ユダヤ正統派指導者の葬儀でニューヨーク市長が「強制解散」  2020年5月2日

 ニューヨーク市ブルックリン区で4月28日、新型コロナウイルスに感染して死亡したユダヤ教超正統派の指導者の葬儀に際し、約2メートル強の「ソーシャル・ディスタンス」(社会的距離)を確保するという外出制限に反して大勢のユダヤ教徒が交差点にあふれるほど繰り出し、警察官ともみ合いになった。

 ビル・デブラシオ市長=写真=が現場に乗り込み、警察が参列者を帰宅させる任務を監督した。市長は同日夜、ツイッターで「ユダヤ人社会」を名指しして批判。「警告の時は過ぎた。多数で集まる人には召喚か逮捕をするよう市警に指示した」と書き込み「大規模な集会はさらなる死と悲しむ家族を生むだけだ」と強調した。

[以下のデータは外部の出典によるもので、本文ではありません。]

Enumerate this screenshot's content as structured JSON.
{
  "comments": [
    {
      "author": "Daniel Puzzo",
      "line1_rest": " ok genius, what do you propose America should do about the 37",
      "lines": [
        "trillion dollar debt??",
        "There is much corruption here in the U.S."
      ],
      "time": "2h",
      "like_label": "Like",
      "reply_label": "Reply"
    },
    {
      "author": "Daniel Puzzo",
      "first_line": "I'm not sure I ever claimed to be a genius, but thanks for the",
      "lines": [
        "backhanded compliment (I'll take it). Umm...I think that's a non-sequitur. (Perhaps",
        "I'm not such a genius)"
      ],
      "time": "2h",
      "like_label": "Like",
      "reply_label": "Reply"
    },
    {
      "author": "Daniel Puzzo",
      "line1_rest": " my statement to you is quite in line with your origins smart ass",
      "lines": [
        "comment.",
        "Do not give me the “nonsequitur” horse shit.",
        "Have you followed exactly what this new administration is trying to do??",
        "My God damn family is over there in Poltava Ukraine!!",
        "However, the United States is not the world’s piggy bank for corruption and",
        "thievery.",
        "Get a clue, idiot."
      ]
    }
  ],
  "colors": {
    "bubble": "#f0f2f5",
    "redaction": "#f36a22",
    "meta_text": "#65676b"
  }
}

 デブラシオ市長は29日の記者会見で、集まったのは「数千人」規模だったと説明。「互いを感染の危険にさらし、駆け付けた警察官をも危険にさらした」として、葬儀を行ったユダヤ教超正統派コミュニティーに対して「宗教上の理由であっても許されない」と指摘、今後も「社会的距離」を無視した集会が開かれた場合は、強制的に解散する他、逮捕する可能性もある、と警告した。

 ニューヨーク市では、これまでも一部のユダヤ系市民が葬儀や祭日などに集まり、市警が警告するケースがあった。100万人以上とされるユダヤ系市民からは「一部の行動でユダヤ人全体を批判するのはおかしい」「反ユダヤ主義をあおる」などの反発の声も上がっている。ニューヨーク州内の感染者は約30万4千人で、死者数は前日より306人増の1万8321人となった、とアンドリュー・クオモ州知事は30日の記者会見で語った。